Inside man
In quella che sembra una cella, un trasandato Clive Owen ci anticipa la visione del tentativo di rapina appena effettuato in una nota banca di a Wall Street e, citando l'Amleto di Shakespeare (qui parafrasato), afferma che fu sul "come" che nacque l'intoppo.
Ad interferire col suo piano criminale infatti, due personaggi non proprio qualsiasi: i poliziotti Denzel Washington e Willem Dafoe, più la mediatrice d'affari Jodie Foster (ingaggiata dal proprietario della banca Cristopher Plummer). Gli interessi in gioco non sono solo pecuniari, ci sono importanti segreti che rischiano di essere svelati.

Spike Lee dopo il mezzo flop (più di pubblico che di critica) di "Lei mi odia" ritorna sul grande schermo con un lavoro apparentemente più convenzionale e adatto al grande pubblico. Insider man è un bel thriller che strizza l'occhio ai polizieschi degli anni 70 (nel film stesso si fa riferimento a due capolavori di Lumet "Serpico" e "Un pomeriggio di un giorno da cani").La storia si sviluppa con continui colpi di scena, alternando il montaggio serrato per le scene d'azione a lunghi piani sequenza per tutto ciò che accade lontano dalla banca. Ma Lee non si limita a sfruttare il thrilling del soggetto di Russell Gewirtz e, come è nella sua vocazione, fa della storia una parabola per mostrarci le collusioni tra bene e male, dove nulla è come sembra e per scegliere di "fare la cosa giusta" si parte da presupposti affatto chiari. A livello spaziale Lee traduce questi concetti nella divisione tra i due ambienti principali della scena (l'interno della banca per i "cattivi", e la parte antistante l'agenzia per i "buoni") per poi mischiare le carte in tavola, quel che gli interessa è l'illusione...

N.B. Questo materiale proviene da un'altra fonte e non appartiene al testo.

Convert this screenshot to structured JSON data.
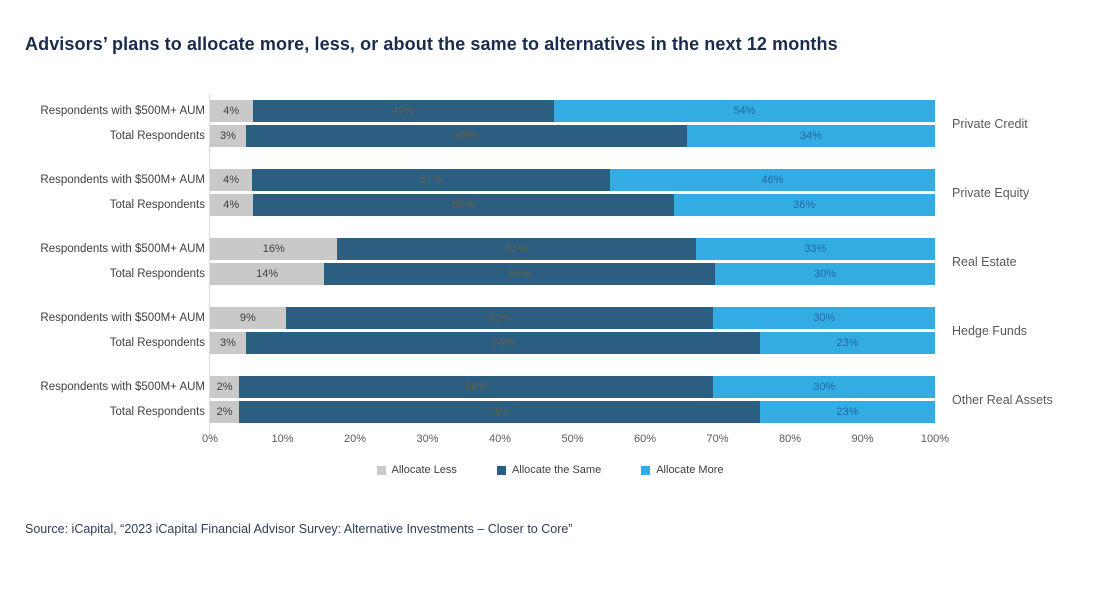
{
  "title": "Advisors’ plans to allocate more, less, or about the same to alternatives in the next 12 months",
  "source": "Source: iCapital, “2023 iCapital Financial Advisor Survey: Alternative Investments – Closer to Core”",
  "legend": [
    {
      "label": "Allocate Less",
      "color": "#C9C9C9"
    },
    {
      "label": "Allocate the Same",
      "color": "#2B5E80"
    },
    {
      "label": "Allocate More",
      "color": "#33ACE3"
    }
  ],
  "chart_data": {
    "type": "bar",
    "orientation": "horizontal",
    "stacked": true,
    "xlim": [
      0,
      100
    ],
    "x_ticks": [
      "0%",
      "10%",
      "20%",
      "30%",
      "40%",
      "50%",
      "60%",
      "70%",
      "80%",
      "90%",
      "100%"
    ],
    "series_names": [
      "Allocate Less",
      "Allocate the Same",
      "Allocate More"
    ],
    "segment_colors": [
      "#C9C9C9",
      "#2B5E80",
      "#33ACE3"
    ],
    "segment_label_colors": [
      "#404040",
      "rgba(110,95,60,0.8)",
      "#2468A5"
    ],
    "row_label_aum": "Respondents with $500M+ AUM",
    "row_label_total": "Total Respondents",
    "groups": [
      {
        "category": "Private Credit",
        "rows": [
          {
            "label": "Respondents with $500M+ AUM",
            "values": [
              4,
              42,
              54
            ]
          },
          {
            "label": "Total Respondents",
            "values": [
              3,
              63,
              34
            ]
          }
        ]
      },
      {
        "category": "Private Equity",
        "rows": [
          {
            "label": "Respondents with $500M+ AUM",
            "values": [
              4,
              51,
              46
            ]
          },
          {
            "label": "Total Respondents",
            "values": [
              4,
              60,
              36
            ]
          }
        ]
      },
      {
        "category": "Real Estate",
        "rows": [
          {
            "label": "Respondents with $500M+ AUM",
            "values": [
              16,
              51,
              33
            ]
          },
          {
            "label": "Total Respondents",
            "values": [
              14,
              56,
              30
            ]
          }
        ]
      },
      {
        "category": "Hedge Funds",
        "rows": [
          {
            "label": "Respondents with $500M+ AUM",
            "values": [
              9,
              61,
              30
            ]
          },
          {
            "label": "Total Respondents",
            "values": [
              3,
              74,
              23
            ]
          }
        ]
      },
      {
        "category": "Other Real Assets",
        "rows": [
          {
            "label": "Respondents with $500M+ AUM",
            "values": [
              2,
              68,
              30
            ]
          },
          {
            "label": "Total Respondents",
            "values": [
              2,
              75,
              23
            ]
          }
        ]
      }
    ]
  }
}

Non manca il solito humour salace (purtroppo il doppiaggio lo limita molto), le frecciatine sull'identità degli afroamericani rivolte agli stessi (il bambino nero amante di 50 Cent che alla PlayStation si identifica con un delinquente) e le panoramiche di NewYork (con tanto di bis della scena della panchina di "La 25° ora"). Spike Lee ha costruito la sua carriera artistica su questi temi, non poteva nascondersi più di tanto.
Ottimo il cast: Denzel Washington (era dai tempi di "He got game" che non lavorava col regista newyorkese, la prima fu "Mo' better blues" nel 1990, poi altri tre film), sempre illuminante il volto di Jodie Foster ed ulteriore conferma per il talento di Clive Owen, l'altro anno ingiustamente ignorato agli Oscar per la sua interpretazione in "Closer".

La frase: "Meglio invecchiare da intellettuale che crepare da benpensante".